Deschamps et Del Bosque plus discrets que Conte et O'Neill

Tous les techniciens vivent-ils leur métier comme Antonio Conte ? Sur les bancs de l’Euro 2016, on a pu apercevoir tous les profils. Dans la droite lignée de l’entraîneur de la Squadra Azzurra, Martin O’Neill a vécu les rencontres de la République d’Irlande avec passion et beaucoup de fougue. Tout en contraste avec son adjoint, le colérique et non moins fameux Roy Keane, qui n’a jamais apparu aussi bon élève. Son homologue de l'lrlande du Nord, Michael O'Neill est également un sanguin. Ses protestations contre le quatrième arbitre lors de pays de Galles - Irlande du Nord sont encore dans les mémoires.

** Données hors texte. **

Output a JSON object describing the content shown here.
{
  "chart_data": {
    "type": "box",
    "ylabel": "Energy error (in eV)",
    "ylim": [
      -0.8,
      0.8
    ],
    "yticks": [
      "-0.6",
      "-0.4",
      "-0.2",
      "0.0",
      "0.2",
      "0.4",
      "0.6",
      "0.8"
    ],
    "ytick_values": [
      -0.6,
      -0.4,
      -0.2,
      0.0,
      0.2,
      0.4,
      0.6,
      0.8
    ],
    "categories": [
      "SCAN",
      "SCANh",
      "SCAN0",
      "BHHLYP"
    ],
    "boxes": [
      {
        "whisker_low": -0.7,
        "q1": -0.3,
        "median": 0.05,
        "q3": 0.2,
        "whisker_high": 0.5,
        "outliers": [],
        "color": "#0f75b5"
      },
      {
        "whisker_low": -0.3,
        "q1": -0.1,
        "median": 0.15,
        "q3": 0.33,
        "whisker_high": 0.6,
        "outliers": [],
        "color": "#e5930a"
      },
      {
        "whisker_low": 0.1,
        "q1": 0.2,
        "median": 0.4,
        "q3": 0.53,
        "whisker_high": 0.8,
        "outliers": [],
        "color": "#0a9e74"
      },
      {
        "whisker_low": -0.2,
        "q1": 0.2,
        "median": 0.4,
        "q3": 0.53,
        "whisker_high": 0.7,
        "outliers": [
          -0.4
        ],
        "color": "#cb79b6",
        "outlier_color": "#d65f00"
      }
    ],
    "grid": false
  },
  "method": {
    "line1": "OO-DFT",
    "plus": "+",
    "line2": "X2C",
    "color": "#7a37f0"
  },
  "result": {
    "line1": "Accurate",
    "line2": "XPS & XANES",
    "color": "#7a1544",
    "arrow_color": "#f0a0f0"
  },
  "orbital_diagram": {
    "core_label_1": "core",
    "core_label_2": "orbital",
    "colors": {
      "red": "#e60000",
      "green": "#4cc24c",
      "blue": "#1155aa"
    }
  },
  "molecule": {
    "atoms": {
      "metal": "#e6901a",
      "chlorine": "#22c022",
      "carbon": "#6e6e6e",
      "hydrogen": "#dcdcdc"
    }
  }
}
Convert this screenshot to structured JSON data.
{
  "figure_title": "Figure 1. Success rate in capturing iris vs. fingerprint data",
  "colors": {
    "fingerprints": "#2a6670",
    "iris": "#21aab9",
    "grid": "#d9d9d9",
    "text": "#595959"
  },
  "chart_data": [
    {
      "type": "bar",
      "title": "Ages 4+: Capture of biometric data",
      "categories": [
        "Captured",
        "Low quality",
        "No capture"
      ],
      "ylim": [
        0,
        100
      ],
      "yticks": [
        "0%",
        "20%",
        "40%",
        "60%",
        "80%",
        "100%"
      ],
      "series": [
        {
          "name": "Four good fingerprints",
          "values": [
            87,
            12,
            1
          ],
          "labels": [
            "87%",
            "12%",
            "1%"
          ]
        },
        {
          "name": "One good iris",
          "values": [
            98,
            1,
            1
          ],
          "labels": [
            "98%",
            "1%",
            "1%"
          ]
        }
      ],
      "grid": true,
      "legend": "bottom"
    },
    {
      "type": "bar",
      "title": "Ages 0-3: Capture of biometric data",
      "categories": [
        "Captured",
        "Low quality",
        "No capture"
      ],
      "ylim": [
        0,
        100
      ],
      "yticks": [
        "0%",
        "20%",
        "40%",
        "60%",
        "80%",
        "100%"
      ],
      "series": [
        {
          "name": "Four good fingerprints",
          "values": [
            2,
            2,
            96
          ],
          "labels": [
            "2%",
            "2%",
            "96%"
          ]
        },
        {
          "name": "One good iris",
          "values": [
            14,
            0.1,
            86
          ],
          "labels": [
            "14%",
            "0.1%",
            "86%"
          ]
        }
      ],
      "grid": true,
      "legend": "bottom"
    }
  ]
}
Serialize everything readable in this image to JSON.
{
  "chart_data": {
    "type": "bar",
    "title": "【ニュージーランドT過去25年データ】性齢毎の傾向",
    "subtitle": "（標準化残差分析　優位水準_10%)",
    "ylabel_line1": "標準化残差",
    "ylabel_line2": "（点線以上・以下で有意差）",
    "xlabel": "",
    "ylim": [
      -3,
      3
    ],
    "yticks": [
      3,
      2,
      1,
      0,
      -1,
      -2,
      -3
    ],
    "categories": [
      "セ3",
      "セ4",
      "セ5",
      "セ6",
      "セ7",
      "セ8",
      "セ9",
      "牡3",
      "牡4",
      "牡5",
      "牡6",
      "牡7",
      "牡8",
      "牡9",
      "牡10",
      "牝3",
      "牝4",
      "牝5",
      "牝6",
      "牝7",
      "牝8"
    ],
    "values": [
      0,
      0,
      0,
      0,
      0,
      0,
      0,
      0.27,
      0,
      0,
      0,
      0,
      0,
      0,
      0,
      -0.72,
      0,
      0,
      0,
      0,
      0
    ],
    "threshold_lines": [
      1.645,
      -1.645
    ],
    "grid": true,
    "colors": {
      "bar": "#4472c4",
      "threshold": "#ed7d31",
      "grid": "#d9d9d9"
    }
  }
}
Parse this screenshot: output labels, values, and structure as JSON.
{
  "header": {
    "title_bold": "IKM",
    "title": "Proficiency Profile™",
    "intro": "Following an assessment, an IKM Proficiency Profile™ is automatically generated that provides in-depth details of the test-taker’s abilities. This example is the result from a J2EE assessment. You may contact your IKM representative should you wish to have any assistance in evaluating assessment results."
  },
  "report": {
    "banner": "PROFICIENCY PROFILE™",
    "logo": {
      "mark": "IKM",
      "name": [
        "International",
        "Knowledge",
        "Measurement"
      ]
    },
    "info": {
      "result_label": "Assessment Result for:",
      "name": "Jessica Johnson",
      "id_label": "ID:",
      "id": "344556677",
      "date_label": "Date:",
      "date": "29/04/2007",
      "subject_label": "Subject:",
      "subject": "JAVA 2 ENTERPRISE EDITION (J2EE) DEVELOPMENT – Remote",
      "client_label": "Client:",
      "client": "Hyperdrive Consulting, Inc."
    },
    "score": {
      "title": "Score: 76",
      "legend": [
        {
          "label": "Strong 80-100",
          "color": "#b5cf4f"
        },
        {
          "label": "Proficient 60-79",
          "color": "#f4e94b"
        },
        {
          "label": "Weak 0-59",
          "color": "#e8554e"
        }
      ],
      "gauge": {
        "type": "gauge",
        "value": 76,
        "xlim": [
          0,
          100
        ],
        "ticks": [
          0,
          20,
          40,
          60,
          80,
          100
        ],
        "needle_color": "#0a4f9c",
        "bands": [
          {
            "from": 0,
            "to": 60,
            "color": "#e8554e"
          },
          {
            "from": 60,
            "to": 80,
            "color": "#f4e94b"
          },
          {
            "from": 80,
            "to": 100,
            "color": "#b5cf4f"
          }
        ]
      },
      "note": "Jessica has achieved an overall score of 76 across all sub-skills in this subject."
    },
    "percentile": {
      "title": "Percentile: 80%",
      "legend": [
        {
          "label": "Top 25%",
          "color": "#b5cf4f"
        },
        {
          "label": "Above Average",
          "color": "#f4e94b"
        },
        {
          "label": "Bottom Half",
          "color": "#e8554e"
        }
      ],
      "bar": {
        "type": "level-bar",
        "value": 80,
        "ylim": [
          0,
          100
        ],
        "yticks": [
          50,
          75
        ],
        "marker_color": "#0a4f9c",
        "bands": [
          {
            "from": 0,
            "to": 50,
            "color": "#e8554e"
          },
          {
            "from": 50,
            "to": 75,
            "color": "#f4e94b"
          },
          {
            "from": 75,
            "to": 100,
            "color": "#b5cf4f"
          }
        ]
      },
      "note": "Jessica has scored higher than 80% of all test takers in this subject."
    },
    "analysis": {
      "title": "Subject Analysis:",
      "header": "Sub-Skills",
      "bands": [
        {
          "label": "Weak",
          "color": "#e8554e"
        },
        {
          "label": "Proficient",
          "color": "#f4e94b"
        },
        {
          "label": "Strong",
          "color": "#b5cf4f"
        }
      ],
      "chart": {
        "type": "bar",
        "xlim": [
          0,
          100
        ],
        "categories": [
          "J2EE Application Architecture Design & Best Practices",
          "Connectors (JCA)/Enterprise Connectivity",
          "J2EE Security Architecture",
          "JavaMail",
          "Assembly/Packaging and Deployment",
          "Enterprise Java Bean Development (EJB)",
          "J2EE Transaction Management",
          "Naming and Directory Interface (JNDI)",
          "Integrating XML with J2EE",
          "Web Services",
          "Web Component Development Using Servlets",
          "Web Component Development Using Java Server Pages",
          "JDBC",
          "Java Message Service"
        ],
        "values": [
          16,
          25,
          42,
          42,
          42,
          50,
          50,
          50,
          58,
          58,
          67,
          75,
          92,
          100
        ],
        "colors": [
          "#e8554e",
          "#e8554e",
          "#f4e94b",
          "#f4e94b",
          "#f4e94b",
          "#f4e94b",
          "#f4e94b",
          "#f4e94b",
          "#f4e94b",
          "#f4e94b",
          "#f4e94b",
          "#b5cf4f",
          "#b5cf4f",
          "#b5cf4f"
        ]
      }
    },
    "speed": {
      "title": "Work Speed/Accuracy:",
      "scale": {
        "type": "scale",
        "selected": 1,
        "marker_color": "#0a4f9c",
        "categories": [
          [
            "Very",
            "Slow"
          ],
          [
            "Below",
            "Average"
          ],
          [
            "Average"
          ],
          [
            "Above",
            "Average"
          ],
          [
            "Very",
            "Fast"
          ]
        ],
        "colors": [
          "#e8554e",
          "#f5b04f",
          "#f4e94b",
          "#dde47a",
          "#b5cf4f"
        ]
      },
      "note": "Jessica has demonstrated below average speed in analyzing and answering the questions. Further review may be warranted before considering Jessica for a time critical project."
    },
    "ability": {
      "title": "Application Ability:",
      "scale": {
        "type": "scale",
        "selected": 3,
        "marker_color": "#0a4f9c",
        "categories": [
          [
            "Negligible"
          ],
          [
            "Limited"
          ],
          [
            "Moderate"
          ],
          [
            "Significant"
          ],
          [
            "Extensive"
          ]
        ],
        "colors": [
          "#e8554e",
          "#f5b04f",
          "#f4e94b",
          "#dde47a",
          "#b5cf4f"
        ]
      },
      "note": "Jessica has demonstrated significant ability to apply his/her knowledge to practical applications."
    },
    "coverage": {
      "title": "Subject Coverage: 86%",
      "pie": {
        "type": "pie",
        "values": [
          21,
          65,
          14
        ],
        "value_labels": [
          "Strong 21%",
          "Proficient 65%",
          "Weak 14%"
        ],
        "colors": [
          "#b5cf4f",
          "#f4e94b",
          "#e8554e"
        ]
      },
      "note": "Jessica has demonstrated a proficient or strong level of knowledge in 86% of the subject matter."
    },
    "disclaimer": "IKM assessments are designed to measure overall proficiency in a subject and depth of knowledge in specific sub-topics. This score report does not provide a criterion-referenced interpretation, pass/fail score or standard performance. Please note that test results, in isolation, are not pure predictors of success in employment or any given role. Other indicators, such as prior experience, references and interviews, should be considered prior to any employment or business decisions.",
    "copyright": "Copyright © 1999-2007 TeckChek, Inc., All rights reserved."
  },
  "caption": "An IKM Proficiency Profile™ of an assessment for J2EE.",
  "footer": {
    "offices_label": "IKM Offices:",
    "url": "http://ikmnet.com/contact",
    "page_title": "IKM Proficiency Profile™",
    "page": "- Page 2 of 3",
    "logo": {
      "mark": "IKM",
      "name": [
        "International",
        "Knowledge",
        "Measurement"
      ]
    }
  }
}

Il y a également les sélectionneurs qui intériorisent : parmi eux Didier Deschamps, Vladimir Petković, Adam Nawalka et Vicente Del Bosque. Très tendus mais sans le montrer réellement, les trois hommes sont plus dans la maîtrise de leur émotions que dans l'expansion. Sauf peut-être Didier Deschamps, qui a eu besoin de célébrer l’égalisation d’Antoine Griezmann face à l'Eire comme s’il était encore joueur. Du côté de Nawalka, Petković et du placide Vicente Del Bosque on garde ça pour soi. Comme si célébrer une victoire était quelque chose de finalement très intime.